In the May 7th, 2013, edition of the Pittsburgh Tribune-Review I wrote about the surest method of regulation – namely, the regulation that’s supplied by competitive markets. You can read this column in full beneath the fold.
Competitive regulation
The demand for government regulation springs from the lack of understanding that markets are amazingly proficient at regulating themselves through the competitive process. This process involves firms’ competition for customers, workers, financing and suppliers.
Call this regulation that arises through the natural operation of markets “competitive regulation.”
Competitive regulation uses sticks and carrots. The sticks are lost market share, even bankruptcy, suffered by businesses that harm their customers and workers. The carrots are the higher profits earned by businesses that satisfy their customers and treat their workers fairly.
One key to the success of competitive regulation is that consumers can shift their spending away from merchants who deliver too little value for the dollar to merchants who deliver good value for the dollar. Therefore, the self-interest of merchants to increase their profits pushes them to work hard to deliver to consumers as much value per dollar as they can.
Likewise with workers. Firms that pay wages that are too low (given their workers’ productivity) or that offer poor working conditions lose employees to firms that pay higher wages and offer better working conditions. Just as workers’ self-interest drives them to seek jobs with the best combination of wages and working conditions, firms’ self-interest drives them to treat workers fairly.
None of this regulation is done according to a plan. It’s not enforced by government officials. But this regulation has always been — as it remains today — by far the chief source of regulation in market economies.
No one asserts that competitive regulation works perfectly. But perfection isn’t the appropriate standard. The claim, rather, is that competitive regulation works pretty darn well.
Want evidence? Go to the supermarket and then to the mall. You’ll find astonishingly wide offerings of high-quality and affordable goods: food and drink products, detergents, kitchenware, clothing, furniture, consumer electronics and on and on and on. You’ll also find stores manned by clerks and managers who generally would be distraught to lose their jobs.
Nearly none of what you see is the result of government regulation. No regulator ordered Safeway into business. And no regulator tells it what to offer for sale. If Safeway wished, it could — as far as the government is concerned — stock only cans of corn and nothing else. It could refuse to pay any of its workers wages higher than the legislated minimum. It could open for only 15 minutes daily. It could use pencils and paper, rather than electronic scanners or cash registers, to tally its customers’ grocery bills.

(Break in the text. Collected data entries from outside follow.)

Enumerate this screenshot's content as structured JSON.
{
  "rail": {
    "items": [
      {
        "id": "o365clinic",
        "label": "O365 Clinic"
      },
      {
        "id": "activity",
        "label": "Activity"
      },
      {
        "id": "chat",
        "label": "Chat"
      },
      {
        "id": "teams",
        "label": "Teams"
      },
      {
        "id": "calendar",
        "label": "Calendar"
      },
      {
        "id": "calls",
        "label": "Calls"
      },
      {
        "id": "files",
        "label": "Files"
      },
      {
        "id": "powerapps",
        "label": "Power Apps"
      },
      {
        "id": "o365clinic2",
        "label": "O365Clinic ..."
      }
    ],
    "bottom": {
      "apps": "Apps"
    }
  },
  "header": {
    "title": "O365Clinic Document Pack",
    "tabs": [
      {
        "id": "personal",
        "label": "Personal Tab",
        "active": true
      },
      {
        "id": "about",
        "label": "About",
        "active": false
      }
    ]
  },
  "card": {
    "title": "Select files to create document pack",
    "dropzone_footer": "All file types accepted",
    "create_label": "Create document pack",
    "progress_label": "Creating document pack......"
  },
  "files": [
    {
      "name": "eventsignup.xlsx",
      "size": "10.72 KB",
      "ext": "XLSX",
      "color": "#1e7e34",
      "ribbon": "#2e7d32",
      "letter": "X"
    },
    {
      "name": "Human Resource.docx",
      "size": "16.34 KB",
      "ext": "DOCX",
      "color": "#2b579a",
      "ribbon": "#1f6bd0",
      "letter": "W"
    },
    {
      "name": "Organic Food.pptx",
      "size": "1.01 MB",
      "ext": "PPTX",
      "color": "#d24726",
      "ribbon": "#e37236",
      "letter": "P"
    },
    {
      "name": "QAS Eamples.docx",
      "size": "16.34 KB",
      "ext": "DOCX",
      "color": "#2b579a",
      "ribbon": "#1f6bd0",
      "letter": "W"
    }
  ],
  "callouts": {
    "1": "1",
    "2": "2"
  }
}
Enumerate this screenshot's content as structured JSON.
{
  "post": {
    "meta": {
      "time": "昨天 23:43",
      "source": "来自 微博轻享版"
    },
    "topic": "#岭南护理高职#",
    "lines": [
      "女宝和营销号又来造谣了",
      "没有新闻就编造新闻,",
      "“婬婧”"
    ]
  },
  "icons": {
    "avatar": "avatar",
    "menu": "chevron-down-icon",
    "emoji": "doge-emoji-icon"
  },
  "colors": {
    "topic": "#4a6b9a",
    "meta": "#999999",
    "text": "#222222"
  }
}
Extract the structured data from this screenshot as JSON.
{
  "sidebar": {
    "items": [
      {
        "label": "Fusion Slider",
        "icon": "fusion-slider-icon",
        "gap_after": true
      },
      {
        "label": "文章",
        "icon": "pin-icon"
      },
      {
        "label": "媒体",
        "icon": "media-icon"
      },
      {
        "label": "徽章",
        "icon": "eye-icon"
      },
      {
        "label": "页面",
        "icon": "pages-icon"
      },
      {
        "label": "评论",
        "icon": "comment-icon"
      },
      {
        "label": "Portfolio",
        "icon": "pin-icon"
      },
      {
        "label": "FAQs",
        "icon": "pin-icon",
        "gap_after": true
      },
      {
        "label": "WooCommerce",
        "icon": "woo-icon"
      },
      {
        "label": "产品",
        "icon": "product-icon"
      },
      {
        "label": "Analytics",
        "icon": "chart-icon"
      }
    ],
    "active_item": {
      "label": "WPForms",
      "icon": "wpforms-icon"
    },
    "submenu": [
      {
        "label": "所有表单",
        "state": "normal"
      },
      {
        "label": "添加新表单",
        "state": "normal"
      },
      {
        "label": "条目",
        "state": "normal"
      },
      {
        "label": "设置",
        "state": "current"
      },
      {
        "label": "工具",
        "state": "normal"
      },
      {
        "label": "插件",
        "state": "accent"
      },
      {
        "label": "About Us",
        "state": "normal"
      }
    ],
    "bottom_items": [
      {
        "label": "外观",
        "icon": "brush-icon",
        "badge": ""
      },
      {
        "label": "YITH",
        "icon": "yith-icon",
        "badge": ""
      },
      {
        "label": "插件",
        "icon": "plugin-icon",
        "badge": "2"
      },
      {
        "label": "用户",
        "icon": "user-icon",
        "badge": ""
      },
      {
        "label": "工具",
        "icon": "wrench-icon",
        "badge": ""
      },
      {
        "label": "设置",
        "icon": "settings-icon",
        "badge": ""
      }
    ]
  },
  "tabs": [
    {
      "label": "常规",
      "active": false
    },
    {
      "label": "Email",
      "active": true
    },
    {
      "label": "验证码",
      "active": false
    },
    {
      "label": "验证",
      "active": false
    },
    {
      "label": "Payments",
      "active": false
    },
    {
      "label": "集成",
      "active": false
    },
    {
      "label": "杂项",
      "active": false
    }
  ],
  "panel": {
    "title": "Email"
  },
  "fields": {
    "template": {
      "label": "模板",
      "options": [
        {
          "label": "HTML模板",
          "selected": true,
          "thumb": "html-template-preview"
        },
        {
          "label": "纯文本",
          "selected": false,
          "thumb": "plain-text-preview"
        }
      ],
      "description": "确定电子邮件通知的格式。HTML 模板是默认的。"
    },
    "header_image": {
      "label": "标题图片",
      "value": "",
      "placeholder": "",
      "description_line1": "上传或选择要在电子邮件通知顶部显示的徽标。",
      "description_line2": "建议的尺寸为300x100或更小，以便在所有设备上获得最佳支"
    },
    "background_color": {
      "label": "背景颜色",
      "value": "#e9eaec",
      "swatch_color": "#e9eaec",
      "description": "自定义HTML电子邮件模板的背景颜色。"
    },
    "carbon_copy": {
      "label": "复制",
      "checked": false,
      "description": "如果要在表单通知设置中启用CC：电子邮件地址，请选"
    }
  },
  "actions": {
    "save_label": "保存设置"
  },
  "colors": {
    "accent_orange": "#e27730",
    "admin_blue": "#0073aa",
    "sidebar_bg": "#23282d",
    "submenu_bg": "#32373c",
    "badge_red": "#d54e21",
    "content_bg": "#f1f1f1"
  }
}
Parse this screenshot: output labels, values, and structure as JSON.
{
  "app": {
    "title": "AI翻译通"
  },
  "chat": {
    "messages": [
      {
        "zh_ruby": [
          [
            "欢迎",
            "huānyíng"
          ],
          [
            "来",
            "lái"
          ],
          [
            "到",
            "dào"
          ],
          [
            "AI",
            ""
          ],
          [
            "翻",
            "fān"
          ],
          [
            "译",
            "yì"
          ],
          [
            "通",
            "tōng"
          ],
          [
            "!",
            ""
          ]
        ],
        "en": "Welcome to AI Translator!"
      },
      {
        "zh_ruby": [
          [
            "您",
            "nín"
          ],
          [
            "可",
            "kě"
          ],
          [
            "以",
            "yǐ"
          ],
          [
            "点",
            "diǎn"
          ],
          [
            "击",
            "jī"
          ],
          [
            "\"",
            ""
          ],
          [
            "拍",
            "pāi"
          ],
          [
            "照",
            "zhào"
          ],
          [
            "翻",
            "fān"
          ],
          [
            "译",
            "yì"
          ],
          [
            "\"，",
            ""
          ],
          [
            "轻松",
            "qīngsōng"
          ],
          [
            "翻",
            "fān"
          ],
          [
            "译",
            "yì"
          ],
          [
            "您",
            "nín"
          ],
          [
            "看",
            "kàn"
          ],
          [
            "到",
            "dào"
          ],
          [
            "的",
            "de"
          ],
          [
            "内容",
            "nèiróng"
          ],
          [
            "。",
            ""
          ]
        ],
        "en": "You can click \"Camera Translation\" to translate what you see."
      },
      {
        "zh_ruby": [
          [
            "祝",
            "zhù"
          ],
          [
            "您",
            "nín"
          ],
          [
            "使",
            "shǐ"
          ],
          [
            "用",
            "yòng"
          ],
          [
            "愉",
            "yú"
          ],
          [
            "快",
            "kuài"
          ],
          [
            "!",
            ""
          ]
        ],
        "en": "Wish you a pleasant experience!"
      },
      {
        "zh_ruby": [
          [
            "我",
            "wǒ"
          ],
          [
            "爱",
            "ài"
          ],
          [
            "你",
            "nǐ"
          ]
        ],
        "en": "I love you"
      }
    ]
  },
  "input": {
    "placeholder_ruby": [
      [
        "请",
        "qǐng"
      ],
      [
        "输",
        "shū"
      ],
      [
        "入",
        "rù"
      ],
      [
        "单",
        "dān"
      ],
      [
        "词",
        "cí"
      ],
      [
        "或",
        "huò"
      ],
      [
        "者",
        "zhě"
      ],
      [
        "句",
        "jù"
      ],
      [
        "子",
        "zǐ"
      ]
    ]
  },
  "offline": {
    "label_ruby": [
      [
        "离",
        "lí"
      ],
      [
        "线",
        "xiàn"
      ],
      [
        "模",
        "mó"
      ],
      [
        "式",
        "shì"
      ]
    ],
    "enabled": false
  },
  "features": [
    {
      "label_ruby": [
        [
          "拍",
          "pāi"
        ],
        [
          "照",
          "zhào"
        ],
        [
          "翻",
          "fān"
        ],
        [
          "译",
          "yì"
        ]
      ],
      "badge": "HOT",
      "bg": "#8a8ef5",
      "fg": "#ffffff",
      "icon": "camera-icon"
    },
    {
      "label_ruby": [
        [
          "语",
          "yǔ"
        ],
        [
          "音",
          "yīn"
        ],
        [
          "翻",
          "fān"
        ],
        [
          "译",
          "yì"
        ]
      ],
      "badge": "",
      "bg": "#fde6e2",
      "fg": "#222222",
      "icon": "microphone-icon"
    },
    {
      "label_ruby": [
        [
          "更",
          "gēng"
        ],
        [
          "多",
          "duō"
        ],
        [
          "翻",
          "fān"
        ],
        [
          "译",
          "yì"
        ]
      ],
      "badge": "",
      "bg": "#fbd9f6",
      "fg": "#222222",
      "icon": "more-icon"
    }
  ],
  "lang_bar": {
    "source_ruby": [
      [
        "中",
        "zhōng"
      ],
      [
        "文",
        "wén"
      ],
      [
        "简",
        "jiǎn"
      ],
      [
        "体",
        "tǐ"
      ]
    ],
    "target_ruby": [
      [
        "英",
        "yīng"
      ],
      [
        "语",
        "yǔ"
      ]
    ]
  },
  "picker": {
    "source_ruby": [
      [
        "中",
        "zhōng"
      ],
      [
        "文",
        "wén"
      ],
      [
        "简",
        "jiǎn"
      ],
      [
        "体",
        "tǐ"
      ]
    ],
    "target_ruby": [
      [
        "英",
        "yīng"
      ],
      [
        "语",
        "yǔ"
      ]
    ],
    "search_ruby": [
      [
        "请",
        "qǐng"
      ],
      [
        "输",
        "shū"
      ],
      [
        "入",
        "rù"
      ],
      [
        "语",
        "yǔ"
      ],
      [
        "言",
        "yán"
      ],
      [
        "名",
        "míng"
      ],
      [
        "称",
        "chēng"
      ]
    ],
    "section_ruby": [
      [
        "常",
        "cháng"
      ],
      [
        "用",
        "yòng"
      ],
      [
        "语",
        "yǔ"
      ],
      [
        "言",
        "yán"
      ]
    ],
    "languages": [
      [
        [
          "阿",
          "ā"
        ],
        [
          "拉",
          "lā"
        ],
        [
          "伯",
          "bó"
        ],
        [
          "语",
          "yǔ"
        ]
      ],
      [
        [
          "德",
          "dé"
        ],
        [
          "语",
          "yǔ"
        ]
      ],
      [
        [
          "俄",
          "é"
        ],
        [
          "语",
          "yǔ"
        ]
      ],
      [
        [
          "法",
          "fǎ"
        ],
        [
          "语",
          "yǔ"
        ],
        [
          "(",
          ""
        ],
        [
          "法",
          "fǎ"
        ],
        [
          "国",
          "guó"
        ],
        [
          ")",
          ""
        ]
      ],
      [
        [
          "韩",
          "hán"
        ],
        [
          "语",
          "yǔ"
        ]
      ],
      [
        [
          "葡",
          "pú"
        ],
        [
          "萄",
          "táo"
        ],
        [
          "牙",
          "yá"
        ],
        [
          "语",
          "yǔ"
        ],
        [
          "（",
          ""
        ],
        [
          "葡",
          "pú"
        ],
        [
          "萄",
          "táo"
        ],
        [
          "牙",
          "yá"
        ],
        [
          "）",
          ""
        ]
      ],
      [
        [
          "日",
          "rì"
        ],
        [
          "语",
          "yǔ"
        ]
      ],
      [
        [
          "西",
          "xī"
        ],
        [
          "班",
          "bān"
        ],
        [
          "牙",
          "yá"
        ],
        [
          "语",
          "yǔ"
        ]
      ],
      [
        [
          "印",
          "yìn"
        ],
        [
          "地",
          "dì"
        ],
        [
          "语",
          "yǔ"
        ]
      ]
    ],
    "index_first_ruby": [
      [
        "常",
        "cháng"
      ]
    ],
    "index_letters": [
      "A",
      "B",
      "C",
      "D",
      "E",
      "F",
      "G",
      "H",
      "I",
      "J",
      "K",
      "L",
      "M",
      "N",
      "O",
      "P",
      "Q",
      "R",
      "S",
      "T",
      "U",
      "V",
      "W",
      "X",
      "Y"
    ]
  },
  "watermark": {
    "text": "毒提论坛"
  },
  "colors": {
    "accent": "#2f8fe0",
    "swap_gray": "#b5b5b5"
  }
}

But it does none of these things. Competing with Kroger, Wal-Mart and other supermarkets, Safeway voluntarily chooses — for its shareholders’ own good — to spend tens of millions of dollars annually to keep its shelves stocked with a vast assortment of items, to pay most of its employees wages well above the legislated minimum, and to undertake all the other countless activities that it must undertake to turn a profit.
The success of the modern economy testifies to the impressive effectiveness of competitive regulation. And this impressive effectiveness of competitive regulation, in turn, calls into question the need for government regulation.
If competitive regulation works so well, perhaps the premise underlying government regulation is faulty. Perhaps businesses are not as prone in reality as they are in popular myth to abuse customers and workers at every turn.